How Does it Function?

I had a difficult time grappling with the concepts presented by Patricia Hill Collins in her chapter “Black Feminist Epistemology,” from her book Black Feminist Thought: Knowledge, Consciousness, and the Politics of Empowerment. While I am sympathetic to questioning knowledge sources and critically examining the sources of what we take to be knowledge, at the same time I am not sure I understand using personal narrative as a sufficient alternative. It seems like an extremely valuable tool for understanding the experiences of individual women, and perhaps drawing connections between the similarities in different narratives, but I am not sure I understand or agree with her assessment that “the universal comes from the particular” (Giovanni, 268). The particular seems particular precisely because it is so particular and subjective, so I do not understand how this extends to a universal.

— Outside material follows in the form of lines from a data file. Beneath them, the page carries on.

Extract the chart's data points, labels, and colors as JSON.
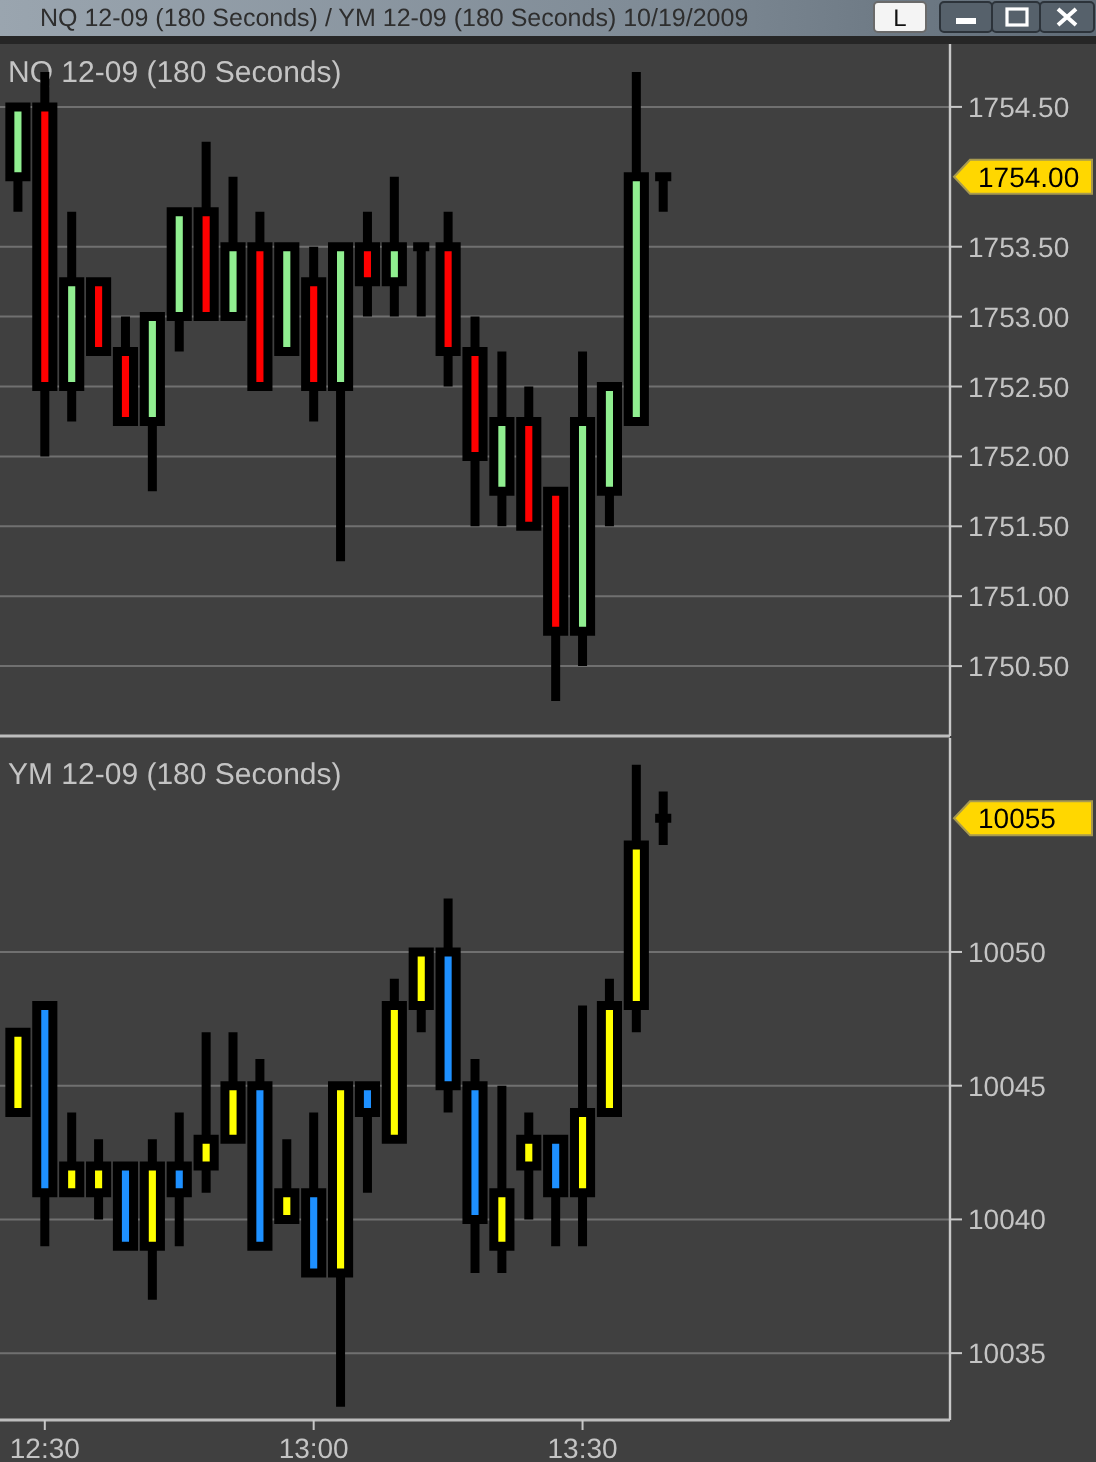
{
  "chart_data": [
    {
      "type": "candlestick",
      "title": "NQ 12-09 (180 Seconds)",
      "annotations": [
        "1754.00",
        "NQ 12-09 (180 Seconds) / YM 12-09 (180 Seconds)  10/19/2009",
        "L"
      ],
      "x": [
        "2009-10-19T12:27",
        "2009-10-19T12:30",
        "2009-10-19T12:33",
        "2009-10-19T12:36",
        "2009-10-19T12:39",
        "2009-10-19T12:42",
        "2009-10-19T12:45",
        "2009-10-19T12:48",
        "2009-10-19T12:51",
        "2009-10-19T12:54",
        "2009-10-19T12:57",
        "2009-10-19T13:00",
        "2009-10-19T13:03",
        "2009-10-19T13:06",
        "2009-10-19T13:09",
        "2009-10-19T13:12",
        "2009-10-19T13:15",
        "2009-10-19T13:18",
        "2009-10-19T13:21",
        "2009-10-19T13:24",
        "2009-10-19T13:27",
        "2009-10-19T13:30",
        "2009-10-19T13:33",
        "2009-10-19T13:36",
        "2009-10-19T13:39"
      ],
      "ohlc": [
        [
          1754.0,
          1754.5,
          1753.75,
          1754.5
        ],
        [
          1754.5,
          1754.75,
          1752.0,
          1752.5
        ],
        [
          1752.5,
          1753.75,
          1752.25,
          1753.25
        ],
        [
          1753.25,
          1753.25,
          1752.75,
          1752.75
        ],
        [
          1752.75,
          1753.0,
          1752.25,
          1752.25
        ],
        [
          1752.25,
          1753.0,
          1751.75,
          1753.0
        ],
        [
          1753.0,
          1753.75,
          1752.75,
          1753.75
        ],
        [
          1753.75,
          1754.25,
          1753.0,
          1753.0
        ],
        [
          1753.0,
          1754.0,
          1753.0,
          1753.5
        ],
        [
          1753.5,
          1753.75,
          1752.5,
          1752.5
        ],
        [
          1752.75,
          1753.5,
          1752.75,
          1753.5
        ],
        [
          1753.25,
          1753.5,
          1752.25,
          1752.5
        ],
        [
          1752.5,
          1753.5,
          1751.25,
          1753.5
        ],
        [
          1753.5,
          1753.75,
          1753.0,
          1753.25
        ],
        [
          1753.25,
          1754.0,
          1753.0,
          1753.5
        ],
        [
          1753.5,
          1753.5,
          1753.0,
          1753.5
        ],
        [
          1753.5,
          1753.75,
          1752.5,
          1752.75
        ],
        [
          1752.75,
          1753.0,
          1751.5,
          1752.0
        ],
        [
          1751.75,
          1752.75,
          1751.5,
          1752.25
        ],
        [
          1752.25,
          1752.5,
          1751.5,
          1751.5
        ],
        [
          1751.75,
          1751.75,
          1750.25,
          1750.75
        ],
        [
          1750.75,
          1752.75,
          1750.5,
          1752.25
        ],
        [
          1751.75,
          1752.5,
          1751.5,
          1752.5
        ],
        [
          1752.25,
          1754.75,
          1752.25,
          1754.0
        ],
        [
          1754.0,
          1754.0,
          1753.75,
          1754.0
        ]
      ],
      "colors": [
        "#90ee90",
        "#ff0000",
        "#90ee90",
        "#ff0000",
        "#ff0000",
        "#90ee90",
        "#90ee90",
        "#ff0000",
        "#90ee90",
        "#ff0000",
        "#90ee90",
        "#ff0000",
        "#90ee90",
        "#ff0000",
        "#90ee90",
        "#000000",
        "#ff0000",
        "#ff0000",
        "#90ee90",
        "#ff0000",
        "#ff0000",
        "#90ee90",
        "#90ee90",
        "#90ee90",
        "#000000"
      ],
      "xlim": [
        "2009-10-19T12:25",
        "2009-10-19T14:11"
      ],
      "ylim": [
        1750.0,
        1754.95
      ],
      "yticks": [
        {
          "value": 1750.5,
          "label": "1750.50"
        },
        {
          "value": 1751.0,
          "label": "1751.00"
        },
        {
          "value": 1751.5,
          "label": "1751.50"
        },
        {
          "value": 1752.0,
          "label": "1752.00"
        },
        {
          "value": 1752.5,
          "label": "1752.50"
        },
        {
          "value": 1753.0,
          "label": "1753.00"
        },
        {
          "value": 1753.5,
          "label": "1753.50"
        },
        {
          "value": 1754.5,
          "label": "1754.50"
        }
      ],
      "tick_labels": "y",
      "grid": "y"
    },
    {
      "type": "candlestick",
      "title": "YM 12-09 (180 Seconds)",
      "annotations": [
        "10055"
      ],
      "x": [
        "2009-10-19T12:27",
        "2009-10-19T12:30",
        "2009-10-19T12:33",
        "2009-10-19T12:36",
        "2009-10-19T12:39",
        "2009-10-19T12:42",
        "2009-10-19T12:45",
        "2009-10-19T12:48",
        "2009-10-19T12:51",
        "2009-10-19T12:54",
        "2009-10-19T12:57",
        "2009-10-19T13:00",
        "2009-10-19T13:03",
        "2009-10-19T13:06",
        "2009-10-19T13:09",
        "2009-10-19T13:12",
        "2009-10-19T13:15",
        "2009-10-19T13:18",
        "2009-10-19T13:21",
        "2009-10-19T13:24",
        "2009-10-19T13:27",
        "2009-10-19T13:30",
        "2009-10-19T13:33",
        "2009-10-19T13:36",
        "2009-10-19T13:39"
      ],
      "ohlc": [
        [
          10044,
          10047,
          10044,
          10047
        ],
        [
          10048,
          10048,
          10039,
          10041
        ],
        [
          10041,
          10044,
          10041,
          10042
        ],
        [
          10041,
          10043,
          10040,
          10042
        ],
        [
          10042,
          10042,
          10039,
          10039
        ],
        [
          10039,
          10043,
          10037,
          10042
        ],
        [
          10042,
          10044,
          10039,
          10041
        ],
        [
          10042,
          10047,
          10041,
          10043
        ],
        [
          10043,
          10047,
          10043,
          10045
        ],
        [
          10045,
          10046,
          10039,
          10039
        ],
        [
          10040,
          10043,
          10040,
          10041
        ],
        [
          10041,
          10044,
          10038,
          10038
        ],
        [
          10038,
          10045,
          10033,
          10045
        ],
        [
          10045,
          10045,
          10041,
          10044
        ],
        [
          10043,
          10049,
          10043,
          10048
        ],
        [
          10048,
          10050,
          10047,
          10050
        ],
        [
          10050,
          10052,
          10044,
          10045
        ],
        [
          10045,
          10046,
          10038,
          10040
        ],
        [
          10039,
          10045,
          10038,
          10041
        ],
        [
          10042,
          10044,
          10040,
          10043
        ],
        [
          10043,
          10043,
          10039,
          10041
        ],
        [
          10041,
          10048,
          10039,
          10044
        ],
        [
          10044,
          10049,
          10044,
          10048
        ],
        [
          10048,
          10057,
          10047,
          10054
        ],
        [
          10055,
          10056,
          10054,
          10055
        ]
      ],
      "colors": [
        "#ffff00",
        "#1e90ff",
        "#ffff00",
        "#ffff00",
        "#1e90ff",
        "#ffff00",
        "#1e90ff",
        "#ffff00",
        "#ffff00",
        "#1e90ff",
        "#ffff00",
        "#1e90ff",
        "#ffff00",
        "#1e90ff",
        "#ffff00",
        "#ffff00",
        "#1e90ff",
        "#1e90ff",
        "#ffff00",
        "#ffff00",
        "#1e90ff",
        "#ffff00",
        "#ffff00",
        "#ffff00",
        "#000000"
      ],
      "xlim": [
        "2009-10-19T12:25",
        "2009-10-19T14:11"
      ],
      "xticks": [
        {
          "value": "2009-10-19T12:30",
          "label": "12:30"
        },
        {
          "value": "2009-10-19T13:00",
          "label": "13:00"
        },
        {
          "value": "2009-10-19T13:30",
          "label": "13:30"
        }
      ],
      "ylim": [
        10032.5,
        10058
      ],
      "yticks": [
        10035,
        10040,
        10045,
        10050
      ],
      "grid": "y"
    }
  ]
}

Part of the issue with drawing universals out from personal narrative, to me, is that it seems to presuppose that something universal is to be found in the narratives, that there is something all Black women (in this case) share. But Collins writes herself that Black women academics (who are themselves a very specific subset of Black women) are a “heterogeneous collectivity” (267), and also discusses the “belief in individual uniqueness” (263) found in African American communities and quotes a woman, Johnetta Ray, who said that “No matter how hard we try, I don’t think black people will ever develop much of a herd instinct. We are profound individualists with a passion for self-expression” (263). How is it then that personal narrative and experience can give knowledge about more than just that personal experience, unless it is also combined with other forms of epistemology to give a more holistic account?

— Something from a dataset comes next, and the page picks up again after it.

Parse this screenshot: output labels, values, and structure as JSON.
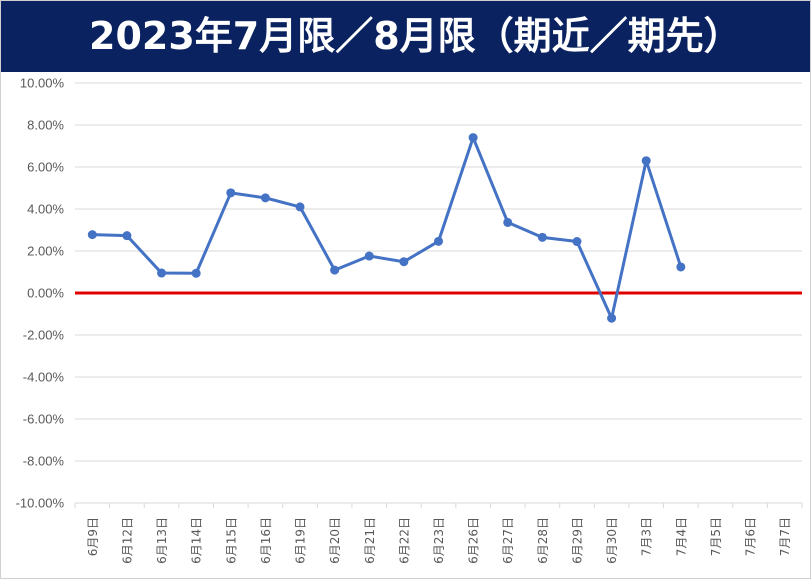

Another thing that seemed problematic to me is how the “ethic of caring” functions. If “personal expressiveness, emotions, and empathy are central parts of the knowledge validation process” (263), where does this leave the knowledge of individuals who may be lacking in one or more of these categories. TMany individuals with Asperger’s Syndrome (a form of high functioning Autism) do become intellectuals or academics, due to their propensity to seek facts. However, they usually lack or at least struggle with empathy, and also struggle with personal expressiveness or expressing their emotions in an acceptable way. Where does an epistemology like this leave those individuals—if a Black woman like this seeks knowledge in a way that does align with a more traditional and institutionalized epistemology, would she be considered to be letting down her fellow Black women because she is not participating in their emotion-based process of knowledge validation?